The Black Hole of Knowledge (and Adventure)

Books

Books (Image Courtesy of Serif)

One advantage of a paper book on a bookshelf (or a to-read pile, depending on how tidy/organised you are) is that you don’t forget you’ve bought it.

While recently considering my nature and my problems with small-talk and even with publishing my thoughts on this very blog I started thinking again about the book Quiet: The Power of Introverts in a World That Won’t Stop Talking and I thought “I must get that” so I looked through my entire Amazon wish list where I was sure I’d logged it but it wasn’t there. I was briefly puzzled and searched for it. When the page came up there were the words “You purchased this item on November 1st 2015” – of course I had, it’s sitting on my Kindle, forgotten because it’s not sitting visibly in front of me.

I do love reading, as much as writing, and I haven’t been doing it as much as I’d like recently for various reasons including the old favourite of “not having time” – i.e. not making time, but at least if you have something in front of you, taking up space, it can prod you occasionally to pick it up and do something with it.
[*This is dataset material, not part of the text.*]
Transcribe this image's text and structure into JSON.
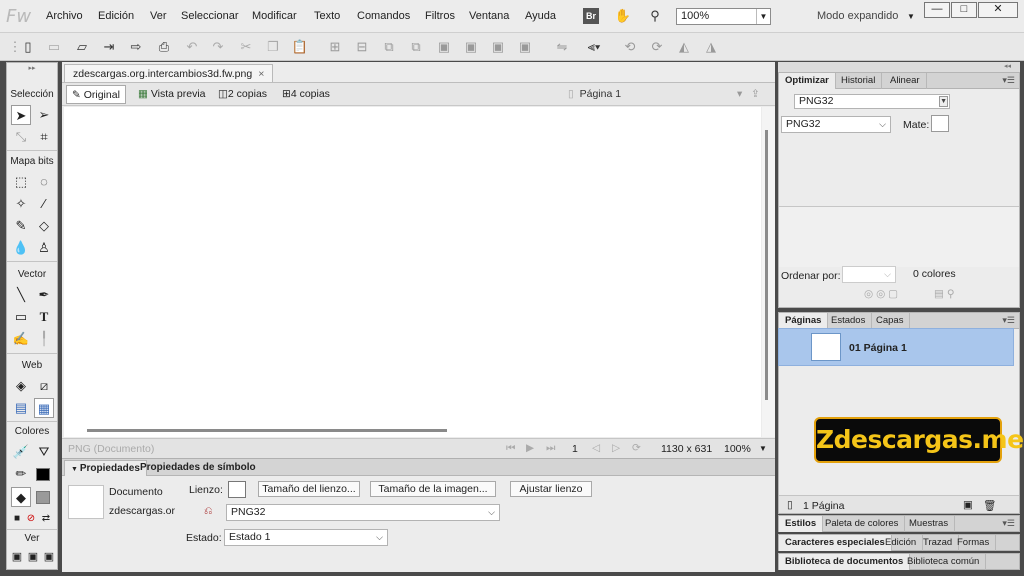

So it seems that Kindle is also both wonderful but also a procrastination tool par excellence.

Now you could say that these two things make the Kindle (and other e-book readers) a potential voyage of discovery into piles of books bought on a whim, clicked on because they were free, or randomly downloaded while drunk but left alone it’s potentially also  a black hole of unlearned knowledge and undiscovered worlds.

Check your libraries regularly people.